Berechnungen

Studie erwartet Konjunkturbelebung durch Energiewende

Die geplante Energiewende kann einer Studie des DIW zufolge die Konjunktur in Deutschland nachhaltig beleben. Die deutsche Industrie könnte durch den Umbau international zum Vorreiter bei den erneuerbaren Energien werden und sich erhebliche neue Profitmöglichkeiten erschließen.

Netzausbau Ökostrom© Gina Sanders / Fotolia.com

Berlin (afp/red) - So heißt es in der am Donnerstag in Berlin vorgestellten Studie des Deutschen Instituts für Wirtschaftsforschung (DIW).

Sollten die erneuerbaren Energien ausgebaut werden, könnte das Bruttoinlandsprodukt im Jahr 2030 fast drei Prozent höher liegen als ohne Ausbau, errechneten die Berliner Forscher. Bereits 2010 sei von den erneuerbaren Energien ein Nachfrageimpuls von 35,5 Milliarden Euro für die deutsche Wirtschaft ausgegangen. Dies habe zur Beschäftigung von fast 370.000 Menschen geführt. "Es lohnt sich in vielfacher Hinsicht für Deutschland, als Öko-Avantgarde voranzuschreiten", erklärte DIW-Chef Gert Wagner.

Auf den Arbeitsmarkt wirke sich der Ausbau der erneuerbaren Energien positiv aus, wenn auch die Effekte in den einzelnen Wirtschaftszweigen unterschiedlich seien, heißt es in der Studie.

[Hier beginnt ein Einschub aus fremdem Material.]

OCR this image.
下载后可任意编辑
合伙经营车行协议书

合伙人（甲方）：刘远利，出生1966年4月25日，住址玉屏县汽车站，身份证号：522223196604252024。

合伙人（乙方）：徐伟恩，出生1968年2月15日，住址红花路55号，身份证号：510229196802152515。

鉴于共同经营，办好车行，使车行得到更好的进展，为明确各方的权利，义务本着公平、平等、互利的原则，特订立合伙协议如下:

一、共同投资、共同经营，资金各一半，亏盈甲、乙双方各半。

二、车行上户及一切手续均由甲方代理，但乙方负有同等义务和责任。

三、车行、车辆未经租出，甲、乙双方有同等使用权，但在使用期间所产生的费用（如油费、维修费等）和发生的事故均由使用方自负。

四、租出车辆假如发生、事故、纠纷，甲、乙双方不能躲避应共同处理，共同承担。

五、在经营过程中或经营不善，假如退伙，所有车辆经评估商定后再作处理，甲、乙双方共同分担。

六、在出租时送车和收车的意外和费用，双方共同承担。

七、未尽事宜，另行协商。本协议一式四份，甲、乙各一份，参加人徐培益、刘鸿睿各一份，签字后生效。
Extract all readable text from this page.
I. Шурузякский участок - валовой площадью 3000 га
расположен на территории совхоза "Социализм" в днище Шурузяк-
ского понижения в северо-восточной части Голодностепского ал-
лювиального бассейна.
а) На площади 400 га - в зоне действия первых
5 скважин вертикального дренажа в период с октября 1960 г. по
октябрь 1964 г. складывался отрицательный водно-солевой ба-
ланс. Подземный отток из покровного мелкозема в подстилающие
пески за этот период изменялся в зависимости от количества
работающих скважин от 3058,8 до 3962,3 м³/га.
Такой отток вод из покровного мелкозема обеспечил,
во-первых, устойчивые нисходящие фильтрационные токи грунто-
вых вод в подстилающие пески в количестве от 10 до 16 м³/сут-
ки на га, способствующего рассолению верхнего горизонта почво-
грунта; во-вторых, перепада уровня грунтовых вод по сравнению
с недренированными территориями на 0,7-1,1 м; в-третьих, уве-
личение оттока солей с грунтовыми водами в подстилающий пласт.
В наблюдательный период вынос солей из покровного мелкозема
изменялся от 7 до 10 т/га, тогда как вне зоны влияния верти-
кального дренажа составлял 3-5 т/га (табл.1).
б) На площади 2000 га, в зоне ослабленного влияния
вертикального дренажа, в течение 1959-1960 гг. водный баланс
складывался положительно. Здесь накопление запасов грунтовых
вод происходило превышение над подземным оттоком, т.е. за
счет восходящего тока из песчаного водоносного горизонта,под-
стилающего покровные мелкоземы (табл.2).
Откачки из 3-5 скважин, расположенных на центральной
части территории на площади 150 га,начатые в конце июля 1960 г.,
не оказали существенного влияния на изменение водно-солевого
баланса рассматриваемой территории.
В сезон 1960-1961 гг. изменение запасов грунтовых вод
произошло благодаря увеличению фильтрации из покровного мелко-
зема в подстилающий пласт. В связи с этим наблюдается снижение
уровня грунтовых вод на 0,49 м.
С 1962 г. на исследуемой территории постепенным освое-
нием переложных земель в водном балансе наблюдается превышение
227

Am stärksten sei der Beschäftigungszuwachs im produzierenden Gewerbe und in den unternehmensnahen Dienstleistungen, sagte DIW-Forscher Dietmar Edler. "Indirekt profitieren auch viele Sektoren außerhalb der Erneuerbare-Energien-Branche."

Einige Belastungen gäbe es jedoch

Belastet werden könnten hingegen die Wohnungsvermietung, die konventionelle Energiewirtschaft, Fahrzeugbau und Verkehrswirtschaft, schreiben die DIW-Experten. Zudem sei mit einer deutlich höheren Emission von Treibhausgasen im Kraftwerksbereich zu rechnen. Der Ausstoß könne um neun Prozent oder ungefähr 26 Millionen Tonnen pro Jahr steigen. Grund für den Anstieg sei, dass Kohle- und Gaskraftwerke einen Großteil des Rückganges der Atomstromproduktion ausgleichen müssten.

Für den Fall, dass alle deutschen Atomkraftwerke vom Netz gingen, prognostizieren die Experten einen Anstieg des Börsenstrompreises von etwa 22 Prozent. "Auch hier würden aber gegenläufige Effekte wie eine sinkende Förderumlage auftreten, so dass die Preissteigerungen bei Haushaltsstrom mit knapp fünf Prozent sehr moderat ausfielen", sagte DIW-Energieexpertin Claudia Kemfert.

Eine sofortige Abschaltung aller Atomkraftwerke wäre laut DIW-Studie nicht möglich, da die verbleibende Anlagenkapazität für die sichere Erfüllung der Nachfrage zu Spitzenlastzeiten nicht ausreichen würde. Realistisch sei ein stufenweiser Ausstieg aus der Atomenergie bis zum Jahr 2020.

Greenpeace würde Subventionen streichen wollen

Einer von Greenpeace in Auftrag gegebenen Studie zufolge könnten die geschätzten staatlichen Zusatzausgaben für die Energiewende vollständig durch den Abbau umweltschädlicher Subventionen finanziert werden. Jedes Jahr könnte so ein Finanzvolumen von 5,4 Milliarden Euro für die Energiewende zur Verfügung gestellt werden, heißt es in der Studie des Forums Ökologisch-Soziale Marktwirtschaft (FÖS), die am Donnerstag in Berlin vorgestellt wurde.

Die Experten schlugen fünf Sofortmaßnahmen vor: eine Abschaffung der Steuervergünstigungen bei der Energie- und Stromsteuer, eine klimafreundliche Umgestaltung der Dienstwagenbesteuerung, eine Verdoppelung der Brennelementesteuer, den Abbau der Steuerbefreiungen des Flugverkehrs und der schrittweise Abbau der Diesel-Subventionen.